D’autres propos sont également sommaires, comme lorsqu’il déclare que « nous n’avons jamais pris conscience de la réalité du prosélytisme » de Sharia4 Belgium. Lui peut-être. Ou des collègues à lui, ou des hommes politiques qui refusaient de regarder la force du religieux le considérant comme un résidu de l’histoire. Il faudrait se demander qui n’a pas vu, et qui ne continue pas à voir. C’est un peu assez des donneurs de leçon de la dernière heure et de l’après-coup. Mais qui apparemment intéressent des médias sans mémoire.

L’autre sujet de l’interview qui sonne bizarrement à mes oreilles ne concerne plus les musulmans, mais la Belgique. Il dit dans le texte : « C’est un sentiment de déclinisme, que tout ce à quoi les Belges sont attachés est en train de se perdre et qu’il y a donc un déclin irréversible de notre modèle social et de notre civilisation ». On a bien lu, il parle de la Belgique ! Mais il ne s’interroge pas un seul instant sur le fait de savoir si les visions flamandes visant la destruction de la Belgique (et ce n’est pas seulement le VB ou la NVA), si des décennies de coups de sape institutionnel, culturel flamands au devenir collectif des belges, si les propos « qui en appellent à l’évaporation de la Belgique » n’y sont pas pour quelque chose dans le sentiment de déclinisme. Rien, c’est comme si cela n’existait pas. Il n’y a que les autres problèmes –chômage, réfugiés etc- qui sont la cause du déclinisme. Un regard bien partiel.

Au sujet de regard partiel et flottant, on lira avec amusement ou avec désespoir le texte de la conférence tenue le 31 mai dernier par Patrick Dewael (sur son site web), président de la commission d’enquête parlementaire sur les attentats, ancien président du Sénat, propagateur du slogan sur « l’évaporation de la Belgique », qui avance maintenant l’idée d’une fête de la constitution belge et en clamant haut et fort qu’il faut « un débat approfondi sur ce qui nous unit ». Tant mieux, sauf que lui pense aux musulmans, en attendant l’évaporation belge.

 


[i] J’avais perçu ce contraste du langage, connu, je suppose, par les commentateurs politiques, lorsque j’ai édité dans une collection que je dirigeais, l’ouvrage de Van Den Broeck, B., & Foblets, M.-C. (Eds.). (2004). La faillite de l'intégration?: le débat multiculturel en Flandre. Louvain-la-Neuve: Academia-Bruylant. Cet ouvrage traduit des articles de presse et des interventions diverses au sujet du débat sur les migrations dans la partie nord du pays. Un débat qui prend parfois l’allure d’une sérieuse empoignade. J’avais dû d’ailleurs à l’époque prendre position pour dire que la traduction française devait garder la dureté de l’expression de l’original flamand.
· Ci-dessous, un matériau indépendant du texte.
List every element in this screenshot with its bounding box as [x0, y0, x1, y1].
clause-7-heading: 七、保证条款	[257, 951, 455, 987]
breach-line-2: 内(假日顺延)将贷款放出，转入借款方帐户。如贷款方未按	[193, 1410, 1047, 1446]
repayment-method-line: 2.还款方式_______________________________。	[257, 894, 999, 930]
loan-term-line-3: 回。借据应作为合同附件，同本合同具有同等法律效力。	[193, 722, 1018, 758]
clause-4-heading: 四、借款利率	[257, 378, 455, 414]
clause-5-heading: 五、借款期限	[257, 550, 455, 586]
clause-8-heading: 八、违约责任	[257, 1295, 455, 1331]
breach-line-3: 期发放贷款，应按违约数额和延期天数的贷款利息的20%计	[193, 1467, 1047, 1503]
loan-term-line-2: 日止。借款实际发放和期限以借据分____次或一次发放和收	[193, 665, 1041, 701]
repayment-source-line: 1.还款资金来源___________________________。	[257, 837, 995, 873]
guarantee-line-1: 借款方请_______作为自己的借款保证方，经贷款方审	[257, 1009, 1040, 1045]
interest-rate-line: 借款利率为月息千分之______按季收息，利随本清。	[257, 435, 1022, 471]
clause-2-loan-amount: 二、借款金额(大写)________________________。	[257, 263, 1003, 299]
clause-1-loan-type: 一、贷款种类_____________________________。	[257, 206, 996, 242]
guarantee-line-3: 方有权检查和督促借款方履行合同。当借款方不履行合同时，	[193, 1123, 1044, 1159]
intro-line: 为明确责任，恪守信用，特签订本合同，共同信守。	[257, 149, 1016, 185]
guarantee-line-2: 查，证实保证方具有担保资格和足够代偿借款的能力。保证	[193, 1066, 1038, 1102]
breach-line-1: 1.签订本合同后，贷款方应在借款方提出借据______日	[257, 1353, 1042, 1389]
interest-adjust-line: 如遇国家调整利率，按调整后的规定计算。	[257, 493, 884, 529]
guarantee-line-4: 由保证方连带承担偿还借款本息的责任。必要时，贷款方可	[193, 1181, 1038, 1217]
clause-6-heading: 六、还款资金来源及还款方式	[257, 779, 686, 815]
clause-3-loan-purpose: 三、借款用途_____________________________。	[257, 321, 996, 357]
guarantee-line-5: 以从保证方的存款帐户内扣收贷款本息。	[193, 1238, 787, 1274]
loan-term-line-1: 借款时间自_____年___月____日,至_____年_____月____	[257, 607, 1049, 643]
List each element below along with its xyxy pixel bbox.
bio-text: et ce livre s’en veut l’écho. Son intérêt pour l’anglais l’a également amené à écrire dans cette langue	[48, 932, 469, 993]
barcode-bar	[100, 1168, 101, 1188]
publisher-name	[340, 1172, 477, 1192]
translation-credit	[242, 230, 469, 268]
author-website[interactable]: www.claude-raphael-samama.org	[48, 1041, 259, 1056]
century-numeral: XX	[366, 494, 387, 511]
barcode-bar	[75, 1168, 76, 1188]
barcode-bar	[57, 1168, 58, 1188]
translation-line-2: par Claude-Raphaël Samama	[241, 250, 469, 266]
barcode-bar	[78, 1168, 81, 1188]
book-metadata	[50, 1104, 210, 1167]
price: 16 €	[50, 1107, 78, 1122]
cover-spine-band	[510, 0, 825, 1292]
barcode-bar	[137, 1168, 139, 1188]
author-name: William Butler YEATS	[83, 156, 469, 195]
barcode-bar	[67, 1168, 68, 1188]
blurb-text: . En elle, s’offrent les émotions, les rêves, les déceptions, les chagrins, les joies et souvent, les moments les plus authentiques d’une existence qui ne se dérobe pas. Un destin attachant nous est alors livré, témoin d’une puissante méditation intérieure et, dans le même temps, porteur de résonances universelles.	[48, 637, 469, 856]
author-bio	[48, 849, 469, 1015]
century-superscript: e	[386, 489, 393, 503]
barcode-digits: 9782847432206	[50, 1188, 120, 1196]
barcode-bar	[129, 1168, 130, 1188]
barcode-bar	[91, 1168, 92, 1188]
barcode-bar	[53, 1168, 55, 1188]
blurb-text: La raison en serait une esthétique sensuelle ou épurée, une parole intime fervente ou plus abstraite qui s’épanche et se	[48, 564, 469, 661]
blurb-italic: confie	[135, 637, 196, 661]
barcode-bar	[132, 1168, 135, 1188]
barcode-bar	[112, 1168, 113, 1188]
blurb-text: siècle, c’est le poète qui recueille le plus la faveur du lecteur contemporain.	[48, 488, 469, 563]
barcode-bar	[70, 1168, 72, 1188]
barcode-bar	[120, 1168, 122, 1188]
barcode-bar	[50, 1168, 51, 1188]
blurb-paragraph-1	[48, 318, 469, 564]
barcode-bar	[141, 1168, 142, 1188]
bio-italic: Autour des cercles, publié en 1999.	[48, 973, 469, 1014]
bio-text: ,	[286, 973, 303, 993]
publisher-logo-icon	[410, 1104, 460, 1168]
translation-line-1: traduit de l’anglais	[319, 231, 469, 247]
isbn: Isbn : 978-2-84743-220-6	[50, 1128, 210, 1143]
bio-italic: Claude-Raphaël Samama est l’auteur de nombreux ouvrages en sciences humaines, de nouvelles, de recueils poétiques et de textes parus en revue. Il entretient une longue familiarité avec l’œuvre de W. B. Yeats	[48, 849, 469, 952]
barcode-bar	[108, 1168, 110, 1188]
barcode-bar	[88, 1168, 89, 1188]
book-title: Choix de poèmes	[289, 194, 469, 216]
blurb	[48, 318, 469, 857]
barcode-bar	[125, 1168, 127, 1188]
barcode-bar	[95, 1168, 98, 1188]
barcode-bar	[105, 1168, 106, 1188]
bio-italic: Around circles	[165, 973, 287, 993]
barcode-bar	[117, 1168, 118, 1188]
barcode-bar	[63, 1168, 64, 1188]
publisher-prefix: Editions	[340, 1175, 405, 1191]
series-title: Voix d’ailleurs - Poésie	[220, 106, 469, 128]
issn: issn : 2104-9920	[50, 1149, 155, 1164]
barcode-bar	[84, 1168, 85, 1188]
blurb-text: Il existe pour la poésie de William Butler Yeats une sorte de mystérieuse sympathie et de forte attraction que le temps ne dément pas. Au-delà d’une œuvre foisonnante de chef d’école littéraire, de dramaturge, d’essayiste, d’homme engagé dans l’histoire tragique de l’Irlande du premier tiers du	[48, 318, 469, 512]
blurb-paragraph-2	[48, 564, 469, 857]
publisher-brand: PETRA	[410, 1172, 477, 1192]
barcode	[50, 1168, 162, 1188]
[ii] Cette phrase : « on ne doit pas se justifier, courante depuis les attentats du 11 septembre 2001, si me souvenir sont bon, c’est Tariq Ramadan qu’à l’époque avait identifié ainsi la posture qui lui semblait opportune d’adopter, face à des amalgames possibles entre ces attentats et des accusations qui aurait été faites à la communauté musulmane dans son ensemble. En effet, sauf par des individus et des groupes extrémistes, il n’y a pas eu d’amalgame. De nombreux gages ont été donnés aux musulmans pour dire que la distinction était faite, même si parfois des groupes musulmans ne la faisaient pas. Mais la phrase est restée avec la confusion qu’elle engendre, car il n’est pas question de se justifier, car bien entendu la majorité » des musulmans n’ont rien a voir avec le jihadisme et le radicalisme, mais la question est d’analyser les sources de ce radicalisme et de ce jihadisme.